Em comunicado o Ministério das Relações Exteriores de Israel afirmou a Global Sumud Flotilha, composta por 47 embarcações, que supostamente tentava levar ajuda humanitária para Gaza, tinha objetivos provocativos apenas.

Após inspeção minuciosa, o Governo de Israel disse que não encontrou nenhum tipo de mantimento ou medicamento em nenhuma das embarcações.

Entretanto identificaram grande quantidade de substâncias suspeitas, que possivelmente indicariam a presença de drogas a bordo. Também foram encontrados muitos preservativos usados.

O porta-voz Dean Elsdunne, que participou da inspeção disse que, a operação da flotilha “nunca teve relação com ajuda humanitária”, mas sim com busca por visibilidade e manchetes internacionais.

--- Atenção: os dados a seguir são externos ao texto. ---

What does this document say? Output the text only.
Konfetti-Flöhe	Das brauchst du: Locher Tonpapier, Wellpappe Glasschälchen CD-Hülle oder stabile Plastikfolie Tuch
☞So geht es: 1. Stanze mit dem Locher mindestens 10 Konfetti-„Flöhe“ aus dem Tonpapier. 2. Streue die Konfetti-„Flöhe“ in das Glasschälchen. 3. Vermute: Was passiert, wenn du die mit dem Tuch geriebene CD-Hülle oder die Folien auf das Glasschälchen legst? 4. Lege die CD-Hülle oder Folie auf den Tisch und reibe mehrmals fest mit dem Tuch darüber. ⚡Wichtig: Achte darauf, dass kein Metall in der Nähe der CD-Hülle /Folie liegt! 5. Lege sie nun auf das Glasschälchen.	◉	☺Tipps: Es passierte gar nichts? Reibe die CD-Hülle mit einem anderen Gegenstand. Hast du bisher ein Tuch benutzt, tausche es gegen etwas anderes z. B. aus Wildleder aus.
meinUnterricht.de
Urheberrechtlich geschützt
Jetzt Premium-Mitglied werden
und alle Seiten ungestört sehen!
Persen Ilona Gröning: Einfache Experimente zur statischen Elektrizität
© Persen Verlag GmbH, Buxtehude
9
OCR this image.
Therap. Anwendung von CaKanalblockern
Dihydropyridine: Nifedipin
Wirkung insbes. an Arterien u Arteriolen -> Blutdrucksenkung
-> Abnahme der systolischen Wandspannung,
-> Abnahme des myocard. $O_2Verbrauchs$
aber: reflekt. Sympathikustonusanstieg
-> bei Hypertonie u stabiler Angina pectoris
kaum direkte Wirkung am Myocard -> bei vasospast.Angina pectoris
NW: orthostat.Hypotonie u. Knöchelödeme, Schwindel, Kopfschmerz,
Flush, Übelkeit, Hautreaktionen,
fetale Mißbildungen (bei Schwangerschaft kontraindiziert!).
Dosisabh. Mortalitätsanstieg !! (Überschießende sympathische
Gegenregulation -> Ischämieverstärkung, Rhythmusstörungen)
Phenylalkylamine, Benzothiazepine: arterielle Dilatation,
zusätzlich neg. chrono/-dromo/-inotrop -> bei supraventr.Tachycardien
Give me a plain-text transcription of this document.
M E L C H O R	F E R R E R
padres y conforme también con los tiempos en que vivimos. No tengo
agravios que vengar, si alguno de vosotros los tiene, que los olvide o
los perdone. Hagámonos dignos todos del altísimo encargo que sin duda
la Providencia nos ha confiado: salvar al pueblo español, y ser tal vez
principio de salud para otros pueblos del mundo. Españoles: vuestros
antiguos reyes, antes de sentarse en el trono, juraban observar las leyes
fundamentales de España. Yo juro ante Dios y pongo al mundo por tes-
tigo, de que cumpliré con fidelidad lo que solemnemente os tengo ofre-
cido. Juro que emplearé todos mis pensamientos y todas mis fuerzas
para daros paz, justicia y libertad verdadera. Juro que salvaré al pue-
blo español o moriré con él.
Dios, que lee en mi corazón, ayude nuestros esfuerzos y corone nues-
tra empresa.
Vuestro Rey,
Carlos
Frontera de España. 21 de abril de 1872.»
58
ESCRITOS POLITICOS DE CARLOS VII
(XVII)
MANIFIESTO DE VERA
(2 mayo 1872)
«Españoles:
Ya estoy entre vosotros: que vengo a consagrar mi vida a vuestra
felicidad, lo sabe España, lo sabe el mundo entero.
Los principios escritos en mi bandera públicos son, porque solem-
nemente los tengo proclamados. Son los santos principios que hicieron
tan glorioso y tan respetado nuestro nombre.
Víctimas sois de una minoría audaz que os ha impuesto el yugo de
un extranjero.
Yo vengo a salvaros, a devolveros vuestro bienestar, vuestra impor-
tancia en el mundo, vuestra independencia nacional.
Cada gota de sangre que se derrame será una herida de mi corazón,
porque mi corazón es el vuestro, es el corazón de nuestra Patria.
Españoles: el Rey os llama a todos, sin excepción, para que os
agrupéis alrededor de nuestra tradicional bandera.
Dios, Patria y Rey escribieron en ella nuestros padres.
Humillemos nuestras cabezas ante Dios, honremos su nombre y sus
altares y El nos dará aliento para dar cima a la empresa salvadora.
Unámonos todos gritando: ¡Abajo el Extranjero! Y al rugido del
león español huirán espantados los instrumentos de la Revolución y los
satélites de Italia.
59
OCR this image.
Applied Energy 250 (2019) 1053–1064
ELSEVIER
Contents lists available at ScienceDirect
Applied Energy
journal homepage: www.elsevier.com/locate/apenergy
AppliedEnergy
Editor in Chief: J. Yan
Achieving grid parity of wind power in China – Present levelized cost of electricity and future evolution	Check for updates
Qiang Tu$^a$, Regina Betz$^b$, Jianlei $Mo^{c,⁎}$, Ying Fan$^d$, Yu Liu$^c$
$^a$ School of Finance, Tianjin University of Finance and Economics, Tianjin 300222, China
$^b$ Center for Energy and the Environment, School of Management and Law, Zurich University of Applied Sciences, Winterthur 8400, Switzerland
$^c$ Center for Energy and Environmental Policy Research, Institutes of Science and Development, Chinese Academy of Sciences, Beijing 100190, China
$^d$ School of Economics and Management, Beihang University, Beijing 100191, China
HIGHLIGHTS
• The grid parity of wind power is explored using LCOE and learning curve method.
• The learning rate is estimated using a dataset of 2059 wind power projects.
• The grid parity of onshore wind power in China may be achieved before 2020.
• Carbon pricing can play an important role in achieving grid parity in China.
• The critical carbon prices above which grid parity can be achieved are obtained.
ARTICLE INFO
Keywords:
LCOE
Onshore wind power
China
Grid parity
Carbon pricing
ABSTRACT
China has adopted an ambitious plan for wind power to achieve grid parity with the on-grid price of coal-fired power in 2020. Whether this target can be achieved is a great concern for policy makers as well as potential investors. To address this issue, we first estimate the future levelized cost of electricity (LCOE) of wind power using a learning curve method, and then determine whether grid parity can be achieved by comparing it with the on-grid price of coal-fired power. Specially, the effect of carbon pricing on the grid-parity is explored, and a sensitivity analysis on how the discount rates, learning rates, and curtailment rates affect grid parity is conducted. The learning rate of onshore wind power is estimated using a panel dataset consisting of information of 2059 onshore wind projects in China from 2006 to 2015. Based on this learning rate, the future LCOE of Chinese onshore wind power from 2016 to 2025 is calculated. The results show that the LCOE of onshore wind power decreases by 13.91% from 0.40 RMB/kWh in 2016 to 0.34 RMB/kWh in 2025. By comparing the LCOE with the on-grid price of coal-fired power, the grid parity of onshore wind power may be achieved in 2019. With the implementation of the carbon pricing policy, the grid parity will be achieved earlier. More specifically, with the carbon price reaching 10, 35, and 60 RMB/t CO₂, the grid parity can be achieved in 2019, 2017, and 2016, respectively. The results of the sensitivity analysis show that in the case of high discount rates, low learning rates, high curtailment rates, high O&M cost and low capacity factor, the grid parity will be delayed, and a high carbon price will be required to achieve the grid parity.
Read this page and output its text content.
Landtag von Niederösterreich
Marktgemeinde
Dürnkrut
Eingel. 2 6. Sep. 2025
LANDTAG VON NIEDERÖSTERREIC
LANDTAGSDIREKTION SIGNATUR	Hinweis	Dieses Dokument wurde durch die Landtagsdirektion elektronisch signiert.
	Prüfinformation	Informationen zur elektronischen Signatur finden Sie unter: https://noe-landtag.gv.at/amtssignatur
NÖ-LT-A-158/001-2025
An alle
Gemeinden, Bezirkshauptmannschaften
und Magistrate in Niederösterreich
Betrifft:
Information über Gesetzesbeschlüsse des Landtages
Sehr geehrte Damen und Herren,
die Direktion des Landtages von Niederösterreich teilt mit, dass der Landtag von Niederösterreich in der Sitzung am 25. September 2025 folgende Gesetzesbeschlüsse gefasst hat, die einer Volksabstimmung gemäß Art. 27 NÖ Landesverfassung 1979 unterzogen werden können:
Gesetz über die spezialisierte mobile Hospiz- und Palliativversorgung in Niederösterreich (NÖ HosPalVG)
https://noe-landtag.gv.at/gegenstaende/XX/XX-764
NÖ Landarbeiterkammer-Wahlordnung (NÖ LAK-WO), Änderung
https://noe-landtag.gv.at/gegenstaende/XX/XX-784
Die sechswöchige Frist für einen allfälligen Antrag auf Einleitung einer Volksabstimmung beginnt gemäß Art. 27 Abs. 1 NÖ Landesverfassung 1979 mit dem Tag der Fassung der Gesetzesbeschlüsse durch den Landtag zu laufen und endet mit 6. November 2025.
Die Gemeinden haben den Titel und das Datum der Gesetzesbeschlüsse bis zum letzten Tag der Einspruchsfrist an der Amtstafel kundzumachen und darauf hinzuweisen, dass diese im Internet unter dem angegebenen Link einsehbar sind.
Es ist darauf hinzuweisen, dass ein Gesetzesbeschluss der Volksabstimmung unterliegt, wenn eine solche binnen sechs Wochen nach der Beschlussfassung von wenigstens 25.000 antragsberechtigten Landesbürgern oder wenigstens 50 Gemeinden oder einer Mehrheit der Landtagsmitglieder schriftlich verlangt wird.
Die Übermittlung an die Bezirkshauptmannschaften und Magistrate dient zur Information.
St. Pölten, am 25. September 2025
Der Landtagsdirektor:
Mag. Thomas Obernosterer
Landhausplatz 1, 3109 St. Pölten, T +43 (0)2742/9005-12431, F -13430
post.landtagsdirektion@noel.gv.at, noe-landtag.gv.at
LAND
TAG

A flotilha foi informada de que estava se aproximando de uma zona de combate ativa e violando um bloqueio naval legal.

As autoridades israelenses afirmaram ter oferecido uma rota alternativa aos ativistas, fora da área de conflito. Entretanto eles decidiram descumprir o bloqueio.

Ao serem abordados pelos militares de Israel, muitos dos integrantes da flotilha jogaram seus celulares ao mar.

Segundo o Governo de Israel, documentos apreendidos na zona de conflito, provam que o grupo liderado por Greta teria fortes ligações com o grupo terrorista Hamas.

Uma carta de 2021 assinada pelo chefe do Bureau Político do Hamas, Ismail Haniyeh, dirigida ao presidente da PCPA (Conferência Popular para Palestinos no Exterior), seria uma das evidências.

Israel considera a PCPA uma “ala” subordinada ao Hamas e a declarou como organização terrorista em 2021.

A organização seria responsável por mobilizar ações, incluindo manifestações violentas e marchas com o objetivo de manipular a opinião pública contra Israel.

A PCPA estaria também por trás da organização e logística envolvendo a Global Sumud Flotilha.